The King could scarce believe his eyes. "By my halidom!" quoth he, "that fellow deserves either a dukedom or a hanging! He must be in league with Satan himself! Never saw I such shooting."
"The score is tied, my lord," said the Queen; "we have still to see Gilbert and Robin Hood."
Gilbert now took his stand and slowly shot his arrows, one after another, into the bull's-eye. 'Twas the best shooting he had yet done, but there was still the smallest of spaces left—if you looked closely—at the very center.
"Well done, Gilbert!" spoke up Robin Hood. "You are a foeman worthy of being shot against." He took his own place as he spoke. "Now if you had placed one of your shafts there"—loosing one of his own—"and another there"—out sped the second—"and another there"—the third was launched—"mayhap the King would have declared you the best bowman in all England!"
But the last part of his merry speech was drowned in the wild tumult of applause which followed his exploit. His first two shafts had packed themselves into the small space left at the bull's-eye; while his third had split down between them, taking half of each, and making all three appear from a distance, as one immense arrow.
Up rose the King in amazement and anger.
"Gilbert is not yet beaten!" he cried. "Did he not shoot within the mark thrice? And that is allowed a best in all the rules of archery."
Robin bowed low.
"As it please Your Majesty!" quoth he. "But may I be allowed to place the mark for the second shooting?"
The King waved his hand sullenly.. Thereupon Robin prepared another old trick of the greenwood, and got him a light, peeled willow wand which he set in the ground in place of the target.
"There, friend Gilbert," called he gaily; "belike you can hit that!"
"I can scarce see it from here," said Gilbert, "much less hit it. Nathless, for the King's honor, I will try."
But this final shot proved his undoing, and his shaft flew harmlessly by the thin white streak. Then came Robin to his stand again, and picked his arrow with exceeding care, and tried his string. Amid a breathless pause he drew the good yew bow back to his ear, glanced along the shaft, and let the feathered missile fly. Straight it sped, singing a keen note of triumph as it went.

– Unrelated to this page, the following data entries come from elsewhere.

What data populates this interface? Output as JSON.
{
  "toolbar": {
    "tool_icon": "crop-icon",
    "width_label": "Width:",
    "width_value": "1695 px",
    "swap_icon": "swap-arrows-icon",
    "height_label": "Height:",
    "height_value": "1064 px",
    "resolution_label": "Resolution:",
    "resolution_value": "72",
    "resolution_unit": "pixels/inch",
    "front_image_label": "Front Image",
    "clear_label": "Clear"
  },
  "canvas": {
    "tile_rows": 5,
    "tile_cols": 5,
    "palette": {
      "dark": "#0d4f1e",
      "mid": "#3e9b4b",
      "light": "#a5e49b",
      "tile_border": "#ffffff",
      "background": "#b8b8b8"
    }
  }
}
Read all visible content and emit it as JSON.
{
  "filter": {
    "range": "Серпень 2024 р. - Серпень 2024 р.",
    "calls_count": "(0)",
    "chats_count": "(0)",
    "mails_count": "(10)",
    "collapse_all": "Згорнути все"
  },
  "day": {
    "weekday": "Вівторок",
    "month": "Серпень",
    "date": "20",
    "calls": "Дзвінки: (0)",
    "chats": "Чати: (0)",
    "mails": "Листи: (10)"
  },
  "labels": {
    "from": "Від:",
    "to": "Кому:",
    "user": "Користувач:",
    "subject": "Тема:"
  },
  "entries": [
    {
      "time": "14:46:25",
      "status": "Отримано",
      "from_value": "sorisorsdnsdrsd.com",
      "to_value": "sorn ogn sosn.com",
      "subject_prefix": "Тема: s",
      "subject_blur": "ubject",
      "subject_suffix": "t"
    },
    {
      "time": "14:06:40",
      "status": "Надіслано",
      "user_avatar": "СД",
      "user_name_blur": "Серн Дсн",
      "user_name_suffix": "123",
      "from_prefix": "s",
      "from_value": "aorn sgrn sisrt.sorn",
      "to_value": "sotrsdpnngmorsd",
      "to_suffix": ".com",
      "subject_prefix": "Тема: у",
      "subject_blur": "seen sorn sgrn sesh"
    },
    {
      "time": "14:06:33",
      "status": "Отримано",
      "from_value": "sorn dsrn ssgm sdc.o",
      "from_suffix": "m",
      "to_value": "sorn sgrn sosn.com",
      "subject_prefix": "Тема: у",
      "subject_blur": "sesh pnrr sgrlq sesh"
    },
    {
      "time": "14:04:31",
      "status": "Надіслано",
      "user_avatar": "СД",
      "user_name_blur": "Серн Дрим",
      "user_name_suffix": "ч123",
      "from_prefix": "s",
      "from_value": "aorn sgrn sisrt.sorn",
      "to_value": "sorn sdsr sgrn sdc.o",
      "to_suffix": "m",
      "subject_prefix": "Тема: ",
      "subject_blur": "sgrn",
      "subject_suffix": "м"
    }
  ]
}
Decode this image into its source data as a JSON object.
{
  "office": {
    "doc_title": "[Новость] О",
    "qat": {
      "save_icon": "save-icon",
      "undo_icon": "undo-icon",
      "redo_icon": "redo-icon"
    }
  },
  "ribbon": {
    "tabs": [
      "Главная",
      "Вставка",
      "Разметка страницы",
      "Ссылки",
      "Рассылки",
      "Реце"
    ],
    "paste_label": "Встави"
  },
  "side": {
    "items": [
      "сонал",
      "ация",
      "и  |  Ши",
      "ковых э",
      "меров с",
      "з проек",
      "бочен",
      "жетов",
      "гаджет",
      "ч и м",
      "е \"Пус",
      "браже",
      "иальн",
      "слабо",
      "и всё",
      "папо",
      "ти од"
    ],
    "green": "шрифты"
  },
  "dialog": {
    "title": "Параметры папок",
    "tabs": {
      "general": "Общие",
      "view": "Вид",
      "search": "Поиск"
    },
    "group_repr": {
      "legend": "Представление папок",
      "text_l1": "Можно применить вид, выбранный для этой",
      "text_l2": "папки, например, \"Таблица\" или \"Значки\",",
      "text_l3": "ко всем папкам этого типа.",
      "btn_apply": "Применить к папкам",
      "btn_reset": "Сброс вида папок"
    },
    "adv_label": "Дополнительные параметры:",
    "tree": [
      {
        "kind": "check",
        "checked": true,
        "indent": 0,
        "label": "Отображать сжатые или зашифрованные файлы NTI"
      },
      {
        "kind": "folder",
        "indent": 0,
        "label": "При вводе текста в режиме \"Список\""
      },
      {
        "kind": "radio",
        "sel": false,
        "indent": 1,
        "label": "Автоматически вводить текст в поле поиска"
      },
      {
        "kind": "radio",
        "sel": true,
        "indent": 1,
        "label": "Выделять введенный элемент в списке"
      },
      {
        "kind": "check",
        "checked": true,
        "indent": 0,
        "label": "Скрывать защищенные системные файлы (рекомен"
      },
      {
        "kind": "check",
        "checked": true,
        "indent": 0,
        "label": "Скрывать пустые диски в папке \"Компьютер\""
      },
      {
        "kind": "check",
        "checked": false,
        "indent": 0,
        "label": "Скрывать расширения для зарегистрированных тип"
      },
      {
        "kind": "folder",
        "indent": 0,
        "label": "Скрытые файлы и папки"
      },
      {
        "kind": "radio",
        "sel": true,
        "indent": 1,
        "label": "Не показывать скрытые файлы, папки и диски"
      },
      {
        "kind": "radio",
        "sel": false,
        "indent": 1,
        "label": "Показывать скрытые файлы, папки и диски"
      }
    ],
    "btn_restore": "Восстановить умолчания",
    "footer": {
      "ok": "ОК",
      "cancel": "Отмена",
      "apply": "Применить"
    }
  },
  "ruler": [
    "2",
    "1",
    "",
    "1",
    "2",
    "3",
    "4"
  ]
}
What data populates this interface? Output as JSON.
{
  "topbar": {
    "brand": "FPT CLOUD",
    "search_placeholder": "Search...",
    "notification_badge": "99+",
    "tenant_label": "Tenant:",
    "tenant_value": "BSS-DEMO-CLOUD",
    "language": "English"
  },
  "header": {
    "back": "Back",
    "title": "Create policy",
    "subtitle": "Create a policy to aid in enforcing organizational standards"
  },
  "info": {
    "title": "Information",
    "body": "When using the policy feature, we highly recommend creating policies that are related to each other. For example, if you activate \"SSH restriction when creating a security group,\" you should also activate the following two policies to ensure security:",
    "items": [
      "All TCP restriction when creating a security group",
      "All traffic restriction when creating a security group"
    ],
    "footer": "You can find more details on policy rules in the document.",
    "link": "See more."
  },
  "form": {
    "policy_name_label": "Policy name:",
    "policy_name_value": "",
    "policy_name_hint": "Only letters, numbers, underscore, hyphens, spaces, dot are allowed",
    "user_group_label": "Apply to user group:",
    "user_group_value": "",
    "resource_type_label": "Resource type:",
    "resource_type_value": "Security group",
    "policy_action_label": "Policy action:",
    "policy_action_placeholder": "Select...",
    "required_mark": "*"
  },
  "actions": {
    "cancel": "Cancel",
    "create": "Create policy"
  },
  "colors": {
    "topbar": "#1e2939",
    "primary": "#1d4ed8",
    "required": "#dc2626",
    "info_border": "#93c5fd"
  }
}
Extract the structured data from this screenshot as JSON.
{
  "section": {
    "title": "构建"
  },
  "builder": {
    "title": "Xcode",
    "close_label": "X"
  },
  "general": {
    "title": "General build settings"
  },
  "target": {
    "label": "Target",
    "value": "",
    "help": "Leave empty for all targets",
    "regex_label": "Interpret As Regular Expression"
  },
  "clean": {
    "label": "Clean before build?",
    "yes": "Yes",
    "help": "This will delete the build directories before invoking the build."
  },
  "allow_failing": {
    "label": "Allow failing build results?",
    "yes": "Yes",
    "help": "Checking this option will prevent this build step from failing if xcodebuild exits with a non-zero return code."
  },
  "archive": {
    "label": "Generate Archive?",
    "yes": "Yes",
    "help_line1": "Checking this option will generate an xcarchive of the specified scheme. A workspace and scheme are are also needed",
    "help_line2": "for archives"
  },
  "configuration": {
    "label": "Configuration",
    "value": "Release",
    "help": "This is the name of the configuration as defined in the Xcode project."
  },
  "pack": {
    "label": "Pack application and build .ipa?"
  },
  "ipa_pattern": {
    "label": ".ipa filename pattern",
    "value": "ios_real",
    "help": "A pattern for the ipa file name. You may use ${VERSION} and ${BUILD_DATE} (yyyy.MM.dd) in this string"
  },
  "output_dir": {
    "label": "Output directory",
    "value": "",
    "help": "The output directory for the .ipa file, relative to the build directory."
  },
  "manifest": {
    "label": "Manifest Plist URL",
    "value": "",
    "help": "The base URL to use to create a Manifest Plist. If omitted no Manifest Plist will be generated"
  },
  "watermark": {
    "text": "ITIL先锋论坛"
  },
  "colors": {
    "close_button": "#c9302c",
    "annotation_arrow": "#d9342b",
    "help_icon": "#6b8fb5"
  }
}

The willow wand was split in twain, as though it had met a hunter's knife.
"Verily, I think your bow is armed with witchcraft!" cried Gilbert. "For I did not believe such shooting possible."
"You should come to see our merry lads in the greenwood," retorted Robin lightly. "For willow wands do not grow upon the cobblestones of London town."
Meanwhile the King in great wrath had risen to depart, first signing the judges to distribute the prizes. Never a word said he, of good or ill, to the Queen, but mounted his horse and, followed by his sons and knights, rode off the field. The archers dropped upon one knee as he passed, but he gave them a single baleful look and was gone.